Tuesday, May 31, 2011

Hooked on Haddock

I used to be a notoriously picky eater. I've come a long way since my bowls of Oatmeal Squares for breakfast (now I add a chopped up fresh fruit on top of my cereal and sometimes I even forgo my favorite squares for omelets), my plain turkey and lettuce sandwiches for lunch (now I alternate between turkey & chicken and sometimes I even add salsa, cheese, guacamole, and/or cucumbers!), and my 7-day rotation of various chicken entrees for dinner.

I'm hardly an adventurous eater now by most standards, but I have been making a conscious effort to try new foods (after I officially overdosed on chicken stir-fry at school). My latest, and greatest, gastronomic experiences have revolved around fish.

After trying an everything spiced baked haddock entree at Legal Seafoods, I was sold. There were no lingering fishy flavors, no questionable textures, and no remnants of bones, scales, and eyes as I had feared.
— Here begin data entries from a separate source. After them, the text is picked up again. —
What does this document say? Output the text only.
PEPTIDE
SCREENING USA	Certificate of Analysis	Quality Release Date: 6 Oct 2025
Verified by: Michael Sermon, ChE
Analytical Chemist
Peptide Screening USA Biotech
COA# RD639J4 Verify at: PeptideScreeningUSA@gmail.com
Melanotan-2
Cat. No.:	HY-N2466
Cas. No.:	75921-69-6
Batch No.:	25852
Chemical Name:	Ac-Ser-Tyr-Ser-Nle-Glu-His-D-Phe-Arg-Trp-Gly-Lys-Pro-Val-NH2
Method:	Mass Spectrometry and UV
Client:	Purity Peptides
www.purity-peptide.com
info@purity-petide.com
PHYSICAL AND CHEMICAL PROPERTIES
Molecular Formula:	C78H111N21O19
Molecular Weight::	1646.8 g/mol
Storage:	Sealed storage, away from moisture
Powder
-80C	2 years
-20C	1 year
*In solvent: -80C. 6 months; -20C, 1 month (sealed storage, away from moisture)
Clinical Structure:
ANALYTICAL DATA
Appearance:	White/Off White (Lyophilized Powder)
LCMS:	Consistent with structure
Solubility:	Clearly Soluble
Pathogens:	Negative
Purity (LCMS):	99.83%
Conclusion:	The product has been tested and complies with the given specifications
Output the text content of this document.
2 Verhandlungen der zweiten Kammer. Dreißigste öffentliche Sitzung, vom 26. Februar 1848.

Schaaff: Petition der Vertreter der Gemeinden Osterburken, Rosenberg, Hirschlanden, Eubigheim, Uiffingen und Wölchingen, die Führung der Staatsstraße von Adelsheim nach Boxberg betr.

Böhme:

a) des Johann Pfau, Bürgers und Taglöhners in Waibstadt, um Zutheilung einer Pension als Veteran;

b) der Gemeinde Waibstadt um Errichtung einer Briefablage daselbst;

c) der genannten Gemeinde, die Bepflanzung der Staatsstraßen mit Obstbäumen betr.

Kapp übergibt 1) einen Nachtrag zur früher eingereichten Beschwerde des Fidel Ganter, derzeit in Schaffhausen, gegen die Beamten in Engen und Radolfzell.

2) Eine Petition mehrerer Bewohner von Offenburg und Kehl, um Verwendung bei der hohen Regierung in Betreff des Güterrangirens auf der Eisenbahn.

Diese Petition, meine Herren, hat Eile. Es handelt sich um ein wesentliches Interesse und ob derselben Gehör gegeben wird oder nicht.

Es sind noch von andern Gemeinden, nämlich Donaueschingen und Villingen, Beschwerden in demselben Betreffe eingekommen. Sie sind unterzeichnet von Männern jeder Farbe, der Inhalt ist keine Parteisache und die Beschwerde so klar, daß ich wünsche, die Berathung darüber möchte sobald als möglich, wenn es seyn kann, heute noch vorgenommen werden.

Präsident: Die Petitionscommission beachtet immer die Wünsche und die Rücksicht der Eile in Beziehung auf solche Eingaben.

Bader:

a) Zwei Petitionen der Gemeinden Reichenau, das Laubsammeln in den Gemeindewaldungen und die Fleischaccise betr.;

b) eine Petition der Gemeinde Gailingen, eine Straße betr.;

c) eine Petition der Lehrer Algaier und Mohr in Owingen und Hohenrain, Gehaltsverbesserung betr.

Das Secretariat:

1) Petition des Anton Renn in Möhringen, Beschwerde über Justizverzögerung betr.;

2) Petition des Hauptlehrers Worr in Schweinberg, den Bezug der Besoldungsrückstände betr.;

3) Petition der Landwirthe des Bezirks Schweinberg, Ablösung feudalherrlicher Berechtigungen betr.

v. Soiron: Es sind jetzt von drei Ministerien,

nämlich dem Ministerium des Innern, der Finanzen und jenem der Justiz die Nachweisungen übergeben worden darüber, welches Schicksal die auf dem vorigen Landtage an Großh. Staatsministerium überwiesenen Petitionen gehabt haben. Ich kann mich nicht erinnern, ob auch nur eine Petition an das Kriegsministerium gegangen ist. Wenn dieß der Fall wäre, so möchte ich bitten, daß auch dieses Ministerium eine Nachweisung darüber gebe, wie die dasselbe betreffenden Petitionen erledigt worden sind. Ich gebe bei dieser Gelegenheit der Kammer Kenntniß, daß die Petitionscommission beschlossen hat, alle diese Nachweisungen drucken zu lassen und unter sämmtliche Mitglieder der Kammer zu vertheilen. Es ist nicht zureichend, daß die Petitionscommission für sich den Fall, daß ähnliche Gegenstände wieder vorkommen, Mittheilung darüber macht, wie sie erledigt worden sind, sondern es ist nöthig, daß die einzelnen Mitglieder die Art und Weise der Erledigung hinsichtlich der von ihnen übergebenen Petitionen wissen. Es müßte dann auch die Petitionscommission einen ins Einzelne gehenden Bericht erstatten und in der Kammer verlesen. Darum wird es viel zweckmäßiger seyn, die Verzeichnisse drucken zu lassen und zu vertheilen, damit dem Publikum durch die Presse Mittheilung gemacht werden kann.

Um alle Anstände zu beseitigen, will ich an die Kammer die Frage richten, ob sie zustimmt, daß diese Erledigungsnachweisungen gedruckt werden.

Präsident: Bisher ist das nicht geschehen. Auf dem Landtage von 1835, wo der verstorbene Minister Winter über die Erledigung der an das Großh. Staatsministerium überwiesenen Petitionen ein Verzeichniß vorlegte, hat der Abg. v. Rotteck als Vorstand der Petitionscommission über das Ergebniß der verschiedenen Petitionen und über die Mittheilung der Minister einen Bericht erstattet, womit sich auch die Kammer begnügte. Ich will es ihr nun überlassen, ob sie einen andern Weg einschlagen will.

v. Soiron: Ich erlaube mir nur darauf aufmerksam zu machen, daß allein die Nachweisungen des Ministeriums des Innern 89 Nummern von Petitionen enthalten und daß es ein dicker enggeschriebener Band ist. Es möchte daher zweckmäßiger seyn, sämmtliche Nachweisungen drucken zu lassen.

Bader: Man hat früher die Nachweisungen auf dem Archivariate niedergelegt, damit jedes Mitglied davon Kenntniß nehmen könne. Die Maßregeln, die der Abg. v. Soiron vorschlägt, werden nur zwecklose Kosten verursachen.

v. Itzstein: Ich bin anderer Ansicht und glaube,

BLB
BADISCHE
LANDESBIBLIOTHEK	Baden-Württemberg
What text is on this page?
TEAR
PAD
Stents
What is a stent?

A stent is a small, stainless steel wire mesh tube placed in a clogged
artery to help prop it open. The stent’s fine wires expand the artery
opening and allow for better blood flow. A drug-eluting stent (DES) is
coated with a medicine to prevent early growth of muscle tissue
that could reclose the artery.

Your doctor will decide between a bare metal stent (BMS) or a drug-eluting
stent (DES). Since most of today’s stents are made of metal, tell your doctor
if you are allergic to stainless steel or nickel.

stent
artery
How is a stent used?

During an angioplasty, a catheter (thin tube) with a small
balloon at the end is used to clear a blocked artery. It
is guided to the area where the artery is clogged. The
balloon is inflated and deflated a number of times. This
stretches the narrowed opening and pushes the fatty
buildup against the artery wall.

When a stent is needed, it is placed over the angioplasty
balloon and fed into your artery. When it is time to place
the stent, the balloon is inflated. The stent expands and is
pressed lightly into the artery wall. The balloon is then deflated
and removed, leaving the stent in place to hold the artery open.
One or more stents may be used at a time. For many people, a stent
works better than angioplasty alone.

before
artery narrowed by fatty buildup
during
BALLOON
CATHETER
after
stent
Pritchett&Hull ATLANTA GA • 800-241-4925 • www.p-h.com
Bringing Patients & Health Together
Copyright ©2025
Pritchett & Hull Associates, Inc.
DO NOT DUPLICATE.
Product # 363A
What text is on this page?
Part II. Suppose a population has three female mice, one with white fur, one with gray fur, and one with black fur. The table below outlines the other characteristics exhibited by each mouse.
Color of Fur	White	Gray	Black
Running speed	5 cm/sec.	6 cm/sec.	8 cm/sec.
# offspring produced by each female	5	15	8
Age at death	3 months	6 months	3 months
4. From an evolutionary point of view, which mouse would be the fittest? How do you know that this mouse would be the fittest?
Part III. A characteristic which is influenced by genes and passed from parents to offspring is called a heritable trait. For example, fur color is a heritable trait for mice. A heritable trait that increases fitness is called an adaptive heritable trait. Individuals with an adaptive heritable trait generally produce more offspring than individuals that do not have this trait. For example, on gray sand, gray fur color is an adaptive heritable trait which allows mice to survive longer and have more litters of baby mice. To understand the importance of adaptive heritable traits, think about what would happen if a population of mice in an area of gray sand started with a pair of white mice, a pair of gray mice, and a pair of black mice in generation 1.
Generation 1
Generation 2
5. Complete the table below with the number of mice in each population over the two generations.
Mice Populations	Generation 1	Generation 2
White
It literally tasted like an everything bagel - only without the accompanying guilt of having just consumed a brick in carbohydrates.

We recently grilled fresh haddock from Whole Foods Market in a "blackened seasoning" for fish or chicken that we threw together ourselves, with a little bit of help. It was just as good if not better than the everything bagel-esque culinary adventure at the restaurant. This seasoning also tastes great on tilapia, cod, and mahi mahi (which seem to all sort of taste the same!).


Ready for the Grill: Haddock with Blackened Seasoning and Garden Parsley

While we waited for the fish to cook, we sampled irresistibly tiny American Vintage wine biscuits. We tried the red wine and black pepper version, which immediately shot to the top of my favorite cracker list.